Se me hace curioso que mi entrada a la literatura fuera a través de un programa televisivo porque eso me hace pensar que cuando Ray Bradbury mencionó que en Fahrenheit 451 no se preocupaba tanto por la censura ideológica, como Orwell sí lo hizo, como por el contenido chatarra que llegaba a todos los hogares norteamericanos a través de las televisiones, el cual mataba el pensamiento crítico; pero pareciera que, en realidad, este siempre ha sido alejado de los medios masivos de comunicación, incluso desde los mismos inicios del periodismo. La gente busca en estos contenidos una fuga o un aislamiento de la realidad inmediata que los rodea. Hay una anécdota de Bukowski en que cuenta que cuando tuvo su primera televisión con cable, lo primero que encontró en la programación fue Eraserhead, de David Lynch. Eso le voló la cabeza. Pensó que si así era todo el contenido que ofrecía, estaba frente al invento del siglo. Así que cambió de canal una y otra vez, hasta que se dio cuenta que, simplemente, se encontró con un milagro.

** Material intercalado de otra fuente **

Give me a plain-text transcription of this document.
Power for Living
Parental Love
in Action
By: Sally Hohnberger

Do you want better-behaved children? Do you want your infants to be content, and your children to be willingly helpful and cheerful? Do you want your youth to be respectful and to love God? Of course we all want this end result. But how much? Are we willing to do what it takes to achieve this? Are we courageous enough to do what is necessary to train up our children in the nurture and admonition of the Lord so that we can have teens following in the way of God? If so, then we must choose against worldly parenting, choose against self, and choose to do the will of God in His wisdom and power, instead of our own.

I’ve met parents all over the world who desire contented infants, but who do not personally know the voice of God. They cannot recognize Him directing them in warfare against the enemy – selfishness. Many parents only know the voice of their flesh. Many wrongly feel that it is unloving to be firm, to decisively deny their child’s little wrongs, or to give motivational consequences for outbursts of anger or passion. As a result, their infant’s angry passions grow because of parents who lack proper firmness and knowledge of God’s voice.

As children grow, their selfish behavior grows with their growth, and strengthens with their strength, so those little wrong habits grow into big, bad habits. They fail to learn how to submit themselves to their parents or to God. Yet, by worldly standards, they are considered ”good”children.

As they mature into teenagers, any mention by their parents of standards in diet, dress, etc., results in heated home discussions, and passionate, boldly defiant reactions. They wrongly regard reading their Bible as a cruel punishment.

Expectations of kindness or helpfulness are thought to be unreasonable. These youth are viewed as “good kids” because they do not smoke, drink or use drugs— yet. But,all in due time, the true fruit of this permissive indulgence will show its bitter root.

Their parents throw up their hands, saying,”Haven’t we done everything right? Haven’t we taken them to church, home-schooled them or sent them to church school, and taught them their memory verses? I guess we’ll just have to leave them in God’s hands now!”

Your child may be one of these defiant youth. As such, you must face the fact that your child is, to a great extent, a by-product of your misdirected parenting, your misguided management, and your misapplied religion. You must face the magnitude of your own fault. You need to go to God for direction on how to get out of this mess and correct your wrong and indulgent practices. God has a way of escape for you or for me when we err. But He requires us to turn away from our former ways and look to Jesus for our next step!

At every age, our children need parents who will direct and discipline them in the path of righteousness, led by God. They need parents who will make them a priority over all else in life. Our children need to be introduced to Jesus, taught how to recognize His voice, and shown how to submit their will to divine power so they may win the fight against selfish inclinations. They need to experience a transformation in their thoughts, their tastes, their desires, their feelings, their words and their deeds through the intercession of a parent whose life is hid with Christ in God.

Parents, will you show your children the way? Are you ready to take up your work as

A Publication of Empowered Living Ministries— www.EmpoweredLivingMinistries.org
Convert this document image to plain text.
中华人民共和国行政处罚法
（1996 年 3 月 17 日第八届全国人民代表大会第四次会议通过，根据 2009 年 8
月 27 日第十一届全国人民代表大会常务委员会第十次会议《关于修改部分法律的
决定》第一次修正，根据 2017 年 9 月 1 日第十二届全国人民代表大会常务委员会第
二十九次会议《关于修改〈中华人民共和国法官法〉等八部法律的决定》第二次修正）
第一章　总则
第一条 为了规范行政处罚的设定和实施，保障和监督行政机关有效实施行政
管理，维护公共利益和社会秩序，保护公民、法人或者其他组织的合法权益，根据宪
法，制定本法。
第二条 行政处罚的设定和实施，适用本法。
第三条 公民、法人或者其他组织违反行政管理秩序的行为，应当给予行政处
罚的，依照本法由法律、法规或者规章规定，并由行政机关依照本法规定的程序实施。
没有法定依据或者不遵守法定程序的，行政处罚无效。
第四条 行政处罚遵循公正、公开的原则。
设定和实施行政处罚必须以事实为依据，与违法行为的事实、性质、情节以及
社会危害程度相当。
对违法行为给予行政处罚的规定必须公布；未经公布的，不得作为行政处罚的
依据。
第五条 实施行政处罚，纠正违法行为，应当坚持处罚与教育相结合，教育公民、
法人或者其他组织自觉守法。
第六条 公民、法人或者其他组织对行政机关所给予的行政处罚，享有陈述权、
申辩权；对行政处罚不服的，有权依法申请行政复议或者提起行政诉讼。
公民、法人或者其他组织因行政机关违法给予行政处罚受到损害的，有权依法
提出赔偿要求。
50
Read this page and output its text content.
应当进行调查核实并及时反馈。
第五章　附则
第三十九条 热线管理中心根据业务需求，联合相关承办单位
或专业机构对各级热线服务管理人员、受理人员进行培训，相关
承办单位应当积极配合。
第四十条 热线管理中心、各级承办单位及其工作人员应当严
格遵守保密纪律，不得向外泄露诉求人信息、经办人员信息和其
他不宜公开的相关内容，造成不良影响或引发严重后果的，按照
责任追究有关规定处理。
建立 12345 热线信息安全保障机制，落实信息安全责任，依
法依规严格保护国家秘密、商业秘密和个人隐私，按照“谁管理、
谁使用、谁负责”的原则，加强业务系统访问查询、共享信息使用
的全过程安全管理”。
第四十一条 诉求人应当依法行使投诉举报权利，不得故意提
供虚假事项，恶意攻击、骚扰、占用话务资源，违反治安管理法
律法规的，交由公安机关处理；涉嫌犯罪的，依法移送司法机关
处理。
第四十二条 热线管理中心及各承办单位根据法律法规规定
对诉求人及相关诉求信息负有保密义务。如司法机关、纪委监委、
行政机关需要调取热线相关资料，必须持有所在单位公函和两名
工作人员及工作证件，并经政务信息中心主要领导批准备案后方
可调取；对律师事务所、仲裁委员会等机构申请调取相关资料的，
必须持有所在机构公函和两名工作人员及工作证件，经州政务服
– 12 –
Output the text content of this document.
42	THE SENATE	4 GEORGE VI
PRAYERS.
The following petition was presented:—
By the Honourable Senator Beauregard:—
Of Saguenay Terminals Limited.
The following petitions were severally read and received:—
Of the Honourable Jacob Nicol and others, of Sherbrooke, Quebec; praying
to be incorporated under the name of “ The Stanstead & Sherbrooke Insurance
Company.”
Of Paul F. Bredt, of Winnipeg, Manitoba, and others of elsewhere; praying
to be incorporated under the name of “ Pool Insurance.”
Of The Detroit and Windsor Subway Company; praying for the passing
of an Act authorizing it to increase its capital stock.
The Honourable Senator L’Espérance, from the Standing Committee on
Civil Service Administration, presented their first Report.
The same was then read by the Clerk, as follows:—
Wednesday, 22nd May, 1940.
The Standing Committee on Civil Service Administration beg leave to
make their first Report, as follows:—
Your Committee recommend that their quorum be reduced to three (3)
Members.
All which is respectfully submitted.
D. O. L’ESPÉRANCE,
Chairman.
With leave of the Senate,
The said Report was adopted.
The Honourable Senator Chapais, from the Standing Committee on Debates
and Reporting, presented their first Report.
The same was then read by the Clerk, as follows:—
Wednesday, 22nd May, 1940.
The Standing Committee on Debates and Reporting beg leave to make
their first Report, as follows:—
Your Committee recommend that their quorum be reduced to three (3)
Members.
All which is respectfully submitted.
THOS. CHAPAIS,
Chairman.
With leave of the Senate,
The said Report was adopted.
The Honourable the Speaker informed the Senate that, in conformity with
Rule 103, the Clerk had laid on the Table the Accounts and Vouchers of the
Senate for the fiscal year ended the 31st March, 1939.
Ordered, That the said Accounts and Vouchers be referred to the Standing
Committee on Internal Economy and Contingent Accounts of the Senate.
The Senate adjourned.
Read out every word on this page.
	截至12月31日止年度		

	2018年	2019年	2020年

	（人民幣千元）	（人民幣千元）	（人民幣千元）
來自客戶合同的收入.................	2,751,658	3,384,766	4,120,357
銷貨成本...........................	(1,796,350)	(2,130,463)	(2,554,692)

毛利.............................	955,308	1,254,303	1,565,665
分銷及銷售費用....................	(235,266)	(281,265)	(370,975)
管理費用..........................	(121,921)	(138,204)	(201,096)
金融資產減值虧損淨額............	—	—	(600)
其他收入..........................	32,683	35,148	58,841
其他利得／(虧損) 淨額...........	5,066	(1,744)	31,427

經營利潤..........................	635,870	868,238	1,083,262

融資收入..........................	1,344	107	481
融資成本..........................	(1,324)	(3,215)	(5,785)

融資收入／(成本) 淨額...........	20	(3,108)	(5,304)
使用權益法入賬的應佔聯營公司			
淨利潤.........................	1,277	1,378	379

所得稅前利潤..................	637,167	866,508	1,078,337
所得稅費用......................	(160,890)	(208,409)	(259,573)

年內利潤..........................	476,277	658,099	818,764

Pero en Los Simpsons, en especial en sus primeras temporadas, había una puesta en escena para hacer bromas basadas en criticar a la sociedad en la que fueron creados. Desde las acciones gubernamentales, como el capítulo del Monorriel, hasta sobre cómo se desarrollan los fenómenos comerciales, en el cual podemos mencionar el episodio de la acusación de acoso contra Homero, en el que llega un punto en que su propia familia no cree su inocencia y Bart le argumenta que eso la información se lo ha dicho la ventana electrónica: “es difícil no hacerle caso a la televisión, pasa más tiempo educándonos que tú”. Cuando estuve en la secundaría sería South Park la serie que generaría ese tipo de comentarios ofendidos en una región donde hablar de sexo, incluso entre adultos, es un asunto de tabú y de risas ocultas tras manos. También vería capítulos sueltos de DariaMalcolm el del en medio y Padre de familia. De hecho, Renato me contó que cuando la serie era organizada por sus creadores originales, el propósito original más allá de la crítica social y de las bromas era que los espectadores se preocuparan por sus personajes. Cosa que no ocurre, por ejemplo, en Padre de Familia, argumentó, donde no tienen respeto por ellos. Todas esas series manejan los contrastes entre la racionalidad y la irracionalidad de las personas en su vida cotidiana (algunas de manera magistral) pero, la verdad, jamás me he topado con olas de seguidores que repitan diálogos de estas como si recitaran versículos de la biblia en la plaza pública. Por eso Los Simpsons nunca han salido de mi vida y aún, de vez en cuando, busco los episodios viejitos, con los que me siento en casa, y me adentro en esas bromas que parecieran nunca envejecer.